Collision resolution by chaining

–   The hash table is an index into an array of linked lists

–   Each key that hashes to a certain index is kept in a linked list pointed to by that index

Inserting  with chaining

–   First, find the index with hashing

–   Next, search the list to see if already in list

–   If new, insert either at beginning or end of list (programmer choice)

•   use linked list insertion

•   often new objects are frequently accessed

 

Searching with separate chaining

–     First, apply the hash function to get the index into an array

–     Then search the chain for the element

•      Deleting with separate chaining

–     First, hash to find the index

–     Next, sequential search to find the record

–     Then, use linked list deletion

•      Table size with separate chaining

–     Table size should be about the same as the number of records

–     But… should be a prime number to reduce collisions

•    Remember table size is determined by the mode function divisor in the hash function

•      Disadvantages of separate chaining

–     Using pointers slows the algorithm

•    time required to allocate new nodes

–     Must use two data structures

 

Deciding on table size

•      The size of the table is the determining factor in how efficient hashing is

–    Collision resolution takes considerably more time than evaluating the hash function

–    So the number of collisions determines how efficient the hashing is.

–    The number of collisions depends on how full a hash table is

•      The load factor is the ratio of the number of entries in the dictionary and the size of the hash array.

 

The Load Factor   λ

Load factor λ = #of keys / #of slots in array

•      Load factors for open addressing

–     λ ranges from 0 (empty table) to 1 (full table)

–    The number of collisions increases dramatically when λ > .5 (when the table is over half full)

•      Load factors for separate chaining

–     λ can be greater than one

–    In separate chaining, λ is thought of as the average length of the chains (which is the same as the definition above)

–    To maintain reasonable efficiency, λ should not go much above 1

 

Rehashing (Reallocating the hash table)

•      The hash table’s load factor needs to be kept optimal  to maintain O(1) time complexity

•      If more and more records are added will need to allocate a new table or array.

•      This is called rehashing.

–    The hash function must reflect the new table size.

–    All then elements in the old table must be inserted into the new table using the new hash function.
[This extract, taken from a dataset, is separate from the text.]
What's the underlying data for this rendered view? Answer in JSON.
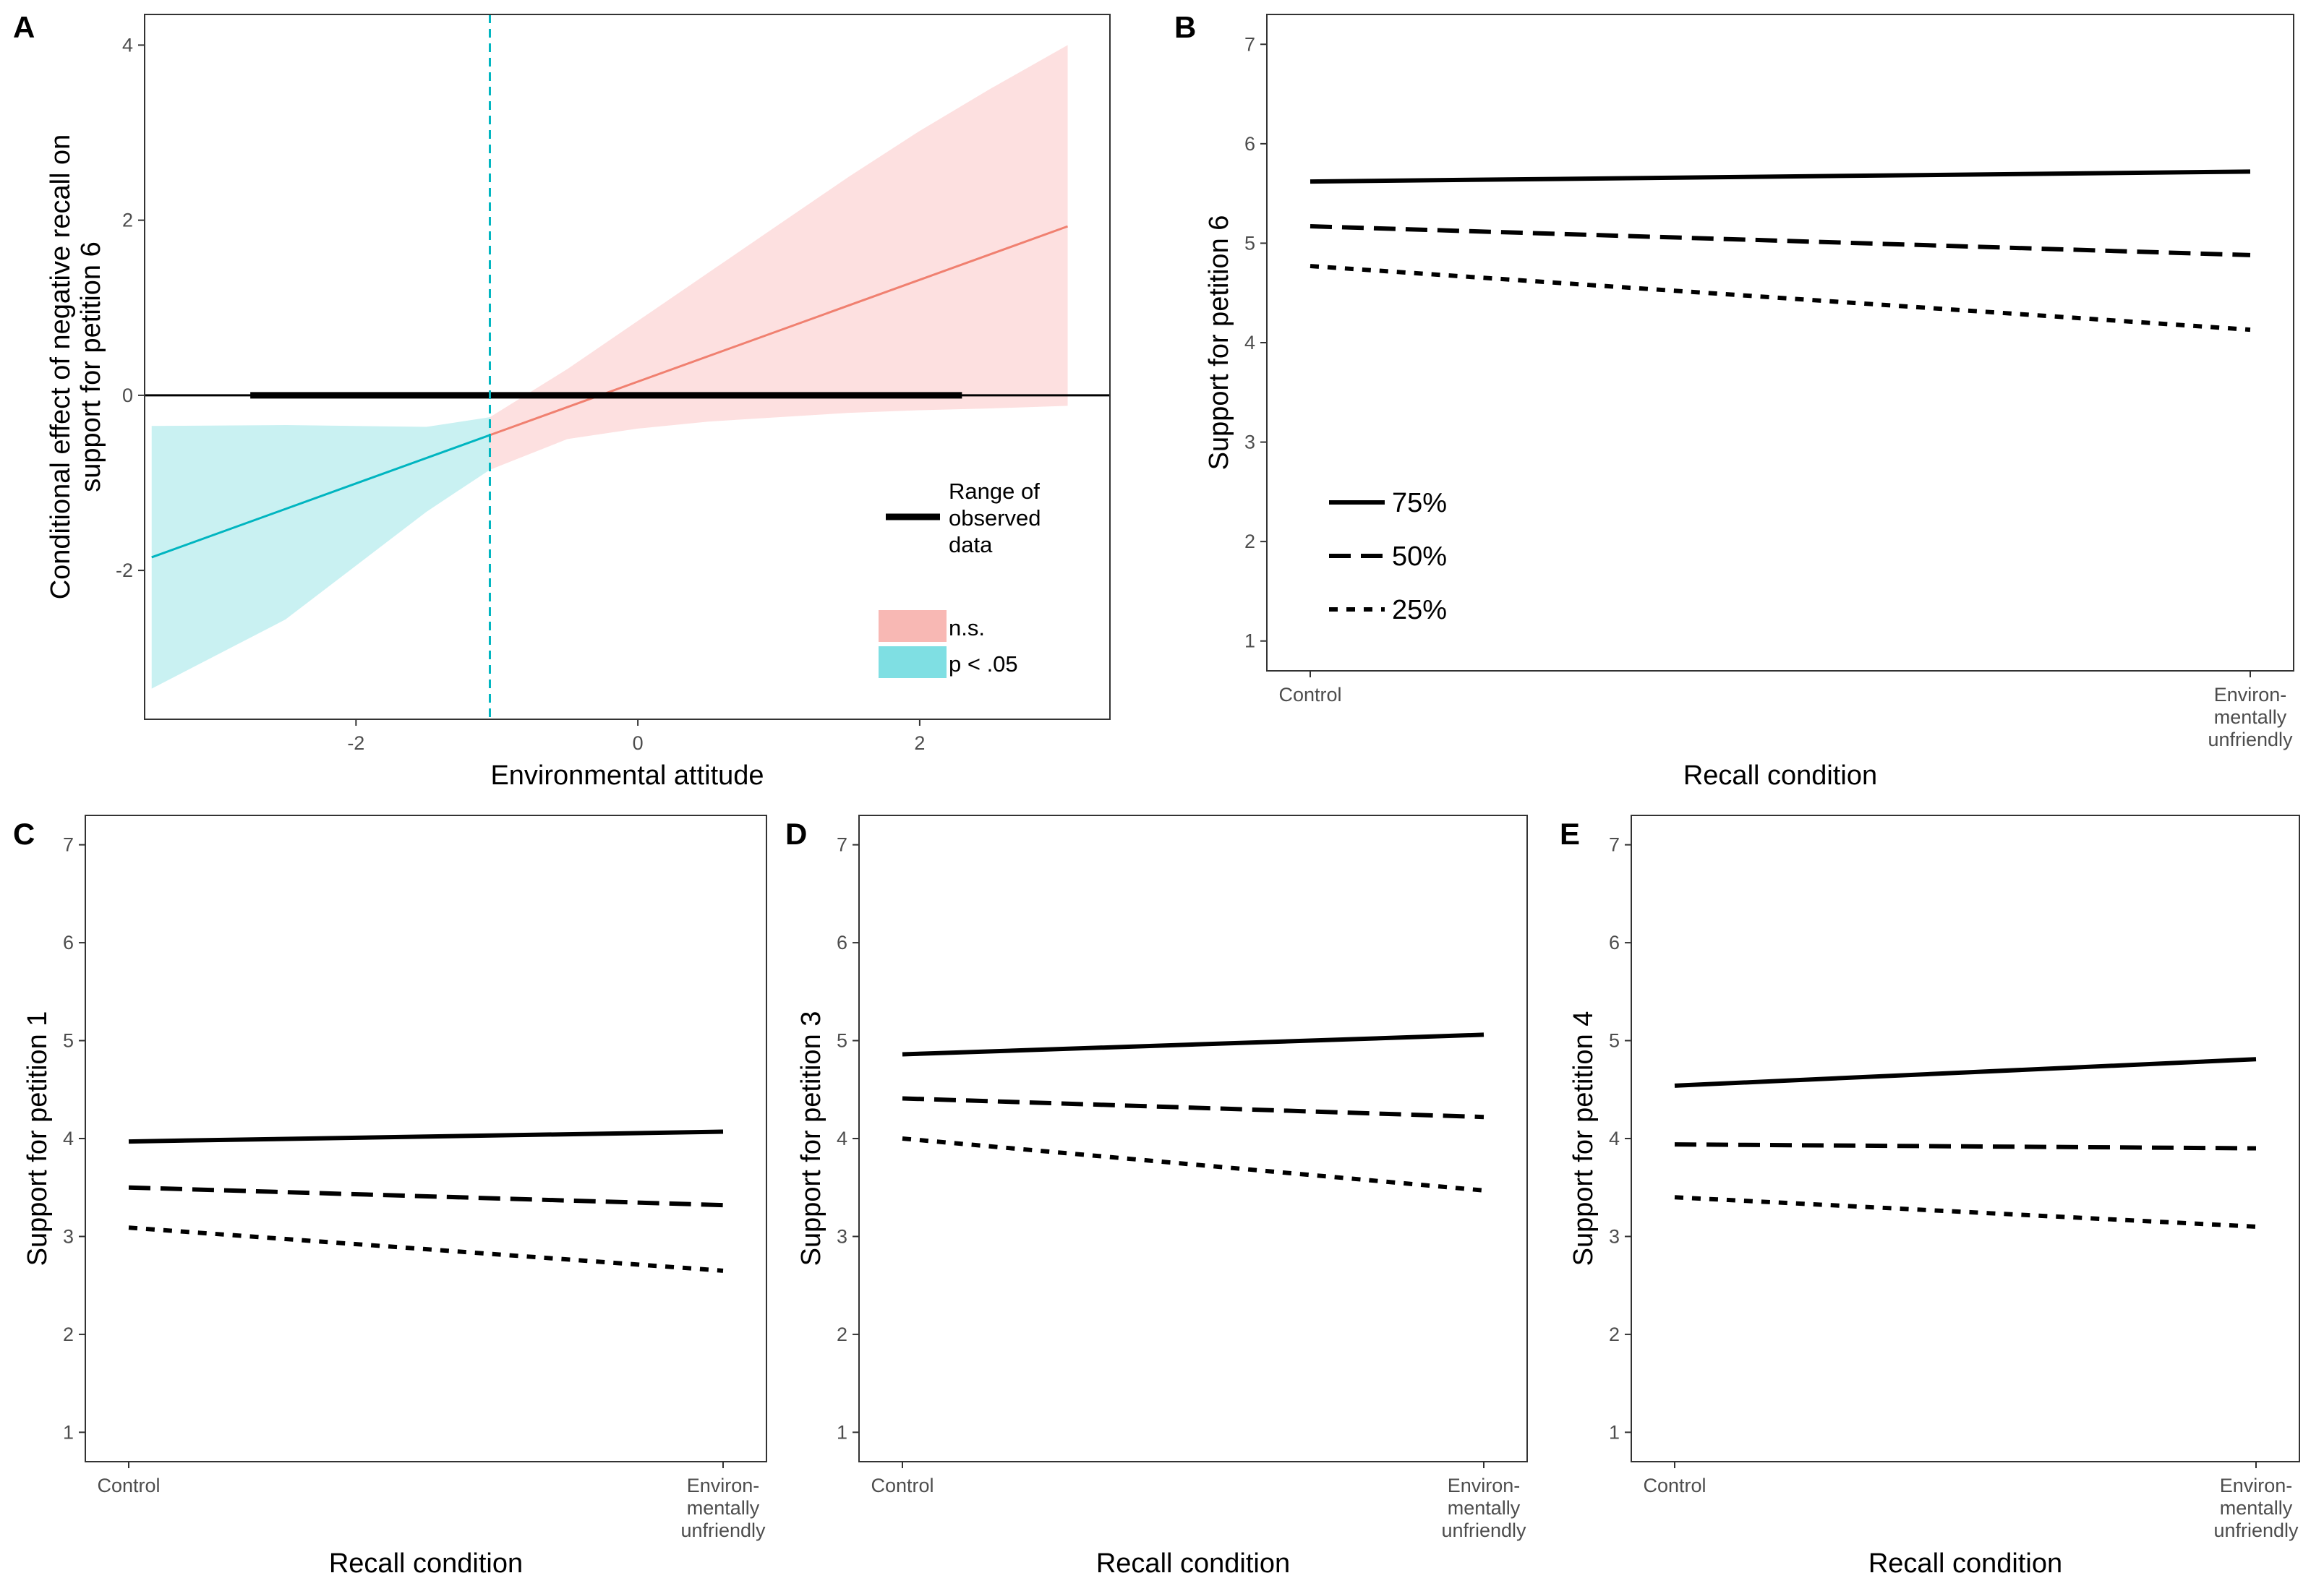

•      A good choice is to rehash into an array about double the size of the original array,

–    The size of the new array should be a prime number.

 

Brief analysis of types of collision resolution

•      Open addressing may save some space of separate chaining

–   But it is not necessarily faster.

•      In experimental and theoretical analyses, the chaining method is either competitive or faster than open addressing

•      So, the collision-handling method of choice seems to be separate chaining.